There are several suggestions that an individual can use to help them avoid falling for these types of scams, including:

  • Legitimate companies will never ask for sensitive financial information via an email, so if if an individual receives an email asking them to provide this type of information, even if it looks like it is legitimate, it should be deleted;
    • Instead, the individual may want to check the company’s official website as well as e-mailing them or calling them at an address or phone number the individual knows actually belongs to the company;
  • It is important not to send any confidential financial information via email. E-mail is not a secure source. Instead, an individual should give that information through a secure website, such as one where the address begins with “https” instead of just “http;”
    • Even in these situations, it is important to be cautious about what information an individual is giving away and not to give away any private financial information unless it is absolutely necessary;
  • Install anti-virus software on the computer and keep it updated. In some cases, a phisher may send software with their emails that either harm the computer or track where the individual goes on the Internet without their knowledge.

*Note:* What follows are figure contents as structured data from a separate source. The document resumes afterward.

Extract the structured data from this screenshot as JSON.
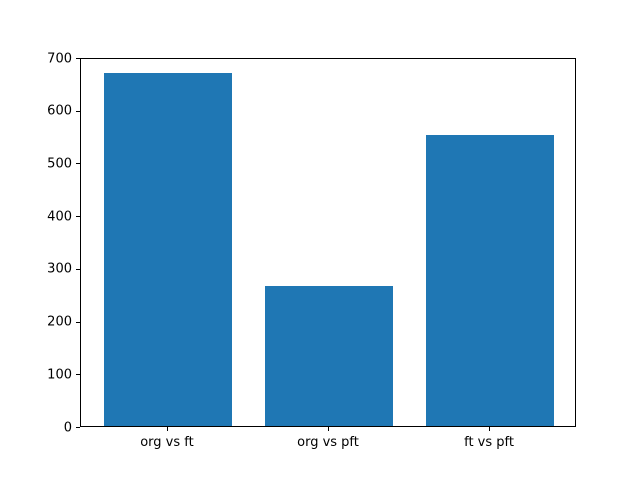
{
  "chart_data": {
    "type": "bar",
    "categories": [
      "org vs ft",
      "org vs pft",
      "ft vs pft"
    ],
    "values": [
      670,
      265,
      553
    ],
    "title": "",
    "xlabel": "",
    "ylabel": "",
    "ylim": [
      0,
      700
    ],
    "yticks": [
      0,
      100,
      200,
      300,
      400,
      500,
      600,
      700
    ],
    "bar_color": "#1f77b4",
    "bar_width_units": 0.8,
    "grid": false,
    "legend": "none",
    "background_color": "#ffffff",
    "spine_color": "#000000"
  }
}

Are There any Legal Penalties for Phishing Scams?

Individuals or groups who are caught perpetrating phishing scams can face legal consequences. In certain cases, these scams may result in serious misdemeanor charges that can be punished by jail time or criminal fines.

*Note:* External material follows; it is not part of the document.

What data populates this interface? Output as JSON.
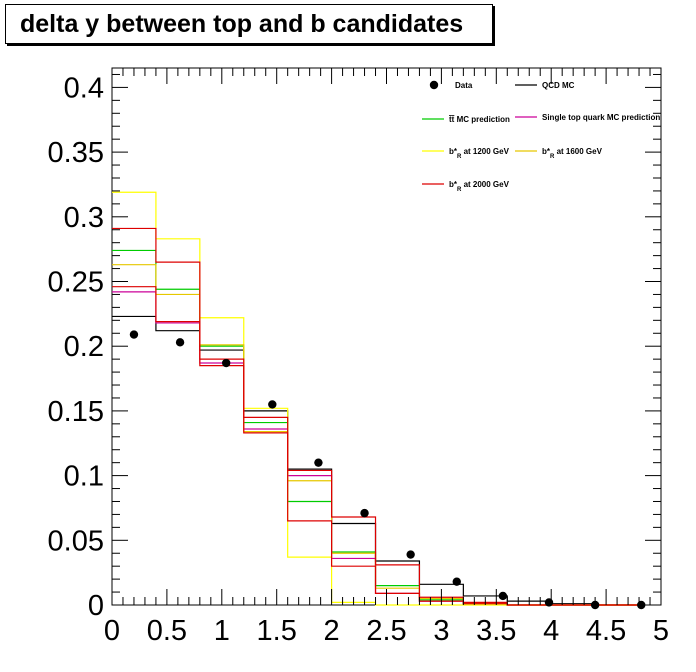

A phishing scam that involves the altering or manipulation of a federal website or the deceit of a federal official may result in federal felony charges.

What Should I Do If I Have Fallen Victim to a Phisher?

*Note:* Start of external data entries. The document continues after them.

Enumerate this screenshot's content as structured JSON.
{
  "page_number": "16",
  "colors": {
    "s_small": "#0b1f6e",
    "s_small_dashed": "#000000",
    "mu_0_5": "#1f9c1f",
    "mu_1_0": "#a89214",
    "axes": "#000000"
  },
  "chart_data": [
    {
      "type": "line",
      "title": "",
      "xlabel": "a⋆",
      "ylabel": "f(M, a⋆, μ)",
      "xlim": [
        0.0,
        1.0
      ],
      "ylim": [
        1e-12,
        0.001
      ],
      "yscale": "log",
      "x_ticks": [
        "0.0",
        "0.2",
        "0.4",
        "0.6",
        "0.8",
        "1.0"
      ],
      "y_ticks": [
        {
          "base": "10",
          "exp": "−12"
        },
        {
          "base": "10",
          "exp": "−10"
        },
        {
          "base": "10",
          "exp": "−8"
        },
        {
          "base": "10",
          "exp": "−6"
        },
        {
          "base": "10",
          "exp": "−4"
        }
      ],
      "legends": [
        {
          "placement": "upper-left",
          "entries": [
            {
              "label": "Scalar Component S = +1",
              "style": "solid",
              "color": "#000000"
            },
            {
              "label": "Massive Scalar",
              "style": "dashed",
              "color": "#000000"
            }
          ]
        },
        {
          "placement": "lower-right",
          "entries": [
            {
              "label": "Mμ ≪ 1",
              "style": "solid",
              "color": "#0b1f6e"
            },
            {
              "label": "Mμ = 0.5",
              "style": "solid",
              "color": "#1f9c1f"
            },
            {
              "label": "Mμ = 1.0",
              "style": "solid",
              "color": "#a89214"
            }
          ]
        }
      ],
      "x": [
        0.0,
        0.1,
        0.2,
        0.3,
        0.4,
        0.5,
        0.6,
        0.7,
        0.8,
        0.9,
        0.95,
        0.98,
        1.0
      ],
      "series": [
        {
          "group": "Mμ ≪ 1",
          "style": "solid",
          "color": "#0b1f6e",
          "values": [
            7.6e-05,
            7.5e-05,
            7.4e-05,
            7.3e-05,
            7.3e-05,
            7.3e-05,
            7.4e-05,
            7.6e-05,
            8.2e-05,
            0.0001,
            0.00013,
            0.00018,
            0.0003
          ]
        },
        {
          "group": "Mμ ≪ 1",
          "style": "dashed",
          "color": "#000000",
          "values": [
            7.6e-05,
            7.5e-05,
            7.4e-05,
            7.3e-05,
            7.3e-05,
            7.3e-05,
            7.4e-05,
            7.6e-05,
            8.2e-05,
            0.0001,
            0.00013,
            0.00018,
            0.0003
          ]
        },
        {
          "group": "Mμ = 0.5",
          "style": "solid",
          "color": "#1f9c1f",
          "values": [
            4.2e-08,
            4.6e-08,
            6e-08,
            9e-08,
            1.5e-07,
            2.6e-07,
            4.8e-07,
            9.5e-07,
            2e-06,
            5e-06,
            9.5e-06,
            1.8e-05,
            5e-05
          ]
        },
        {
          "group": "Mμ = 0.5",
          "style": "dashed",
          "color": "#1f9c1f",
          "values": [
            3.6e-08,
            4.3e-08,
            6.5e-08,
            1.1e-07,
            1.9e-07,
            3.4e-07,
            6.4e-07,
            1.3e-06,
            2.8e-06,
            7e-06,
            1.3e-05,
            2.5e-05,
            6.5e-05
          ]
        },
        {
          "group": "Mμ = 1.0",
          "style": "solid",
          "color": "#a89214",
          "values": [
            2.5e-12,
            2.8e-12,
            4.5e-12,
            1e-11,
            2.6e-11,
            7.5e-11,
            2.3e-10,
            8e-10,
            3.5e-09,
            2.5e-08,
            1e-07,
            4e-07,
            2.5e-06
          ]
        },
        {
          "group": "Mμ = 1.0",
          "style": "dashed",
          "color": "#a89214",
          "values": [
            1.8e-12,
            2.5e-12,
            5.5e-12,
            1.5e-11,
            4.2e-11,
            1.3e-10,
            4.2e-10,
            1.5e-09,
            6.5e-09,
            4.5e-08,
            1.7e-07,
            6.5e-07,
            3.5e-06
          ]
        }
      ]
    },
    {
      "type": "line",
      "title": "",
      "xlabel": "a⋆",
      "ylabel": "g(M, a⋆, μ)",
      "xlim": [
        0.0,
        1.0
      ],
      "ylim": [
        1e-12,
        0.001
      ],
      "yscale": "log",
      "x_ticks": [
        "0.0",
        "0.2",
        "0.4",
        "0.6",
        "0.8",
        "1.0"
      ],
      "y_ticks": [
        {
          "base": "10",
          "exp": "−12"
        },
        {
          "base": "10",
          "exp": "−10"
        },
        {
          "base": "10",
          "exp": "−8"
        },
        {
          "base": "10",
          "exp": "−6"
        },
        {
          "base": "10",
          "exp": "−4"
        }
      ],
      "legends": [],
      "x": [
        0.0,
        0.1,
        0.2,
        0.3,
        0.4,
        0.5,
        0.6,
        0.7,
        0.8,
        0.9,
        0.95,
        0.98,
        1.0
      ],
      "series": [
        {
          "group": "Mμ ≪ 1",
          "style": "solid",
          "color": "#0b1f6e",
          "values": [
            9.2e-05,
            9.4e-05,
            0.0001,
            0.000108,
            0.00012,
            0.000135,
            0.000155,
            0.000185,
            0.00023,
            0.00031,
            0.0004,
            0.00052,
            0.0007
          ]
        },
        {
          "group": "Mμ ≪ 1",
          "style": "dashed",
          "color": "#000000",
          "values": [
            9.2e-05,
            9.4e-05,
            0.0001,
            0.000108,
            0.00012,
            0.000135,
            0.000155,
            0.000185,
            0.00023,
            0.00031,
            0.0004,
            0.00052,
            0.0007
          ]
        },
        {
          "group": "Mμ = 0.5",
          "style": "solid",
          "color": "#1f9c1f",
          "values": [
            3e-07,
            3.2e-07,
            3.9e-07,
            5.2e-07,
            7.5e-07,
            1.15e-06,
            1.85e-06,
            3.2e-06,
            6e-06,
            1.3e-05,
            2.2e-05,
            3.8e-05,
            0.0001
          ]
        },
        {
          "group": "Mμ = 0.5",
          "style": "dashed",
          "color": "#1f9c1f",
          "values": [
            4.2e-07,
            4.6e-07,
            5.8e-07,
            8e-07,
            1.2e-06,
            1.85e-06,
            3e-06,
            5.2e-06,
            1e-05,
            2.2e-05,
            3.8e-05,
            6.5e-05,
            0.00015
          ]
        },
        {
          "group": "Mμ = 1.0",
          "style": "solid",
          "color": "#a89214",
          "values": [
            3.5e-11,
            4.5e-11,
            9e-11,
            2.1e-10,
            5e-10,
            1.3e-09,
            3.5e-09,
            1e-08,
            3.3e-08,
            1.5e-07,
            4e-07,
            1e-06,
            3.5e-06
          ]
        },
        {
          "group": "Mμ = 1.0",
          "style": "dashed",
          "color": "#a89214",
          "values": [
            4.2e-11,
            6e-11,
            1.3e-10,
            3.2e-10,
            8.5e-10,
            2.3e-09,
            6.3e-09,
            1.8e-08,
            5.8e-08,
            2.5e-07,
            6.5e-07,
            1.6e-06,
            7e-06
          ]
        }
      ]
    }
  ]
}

If an individual finds out they have provided private financial information to what later turned out to be a phisher, the first thing they should do is to contact their bank and credit card companies to inform them to monitor any transactions made on the account or card the phisher may have access to. An individual may also want to file a complaint with the Federal Trade Commission (FTC) so they are aware of the extent of the scam.

In addition, if the identity of the phisher is determined, an individual may wish to consult with a fraud lawyer who can advise them whether they may be entitled to money damages.

Do I Need a Lawyer for Help with Phishing Scam Issues?

Phishing scams are common and may catch large numbers of unsuspecting consumers each year. It may be helpful to hire a fraud lawyer if you suspect that you or your company has been the victim of a phishing scam.

Your attorney can help you determine if there was a violation and whether or not you have legal resources available to you. In addition, your attorney can represent you in court if necessary.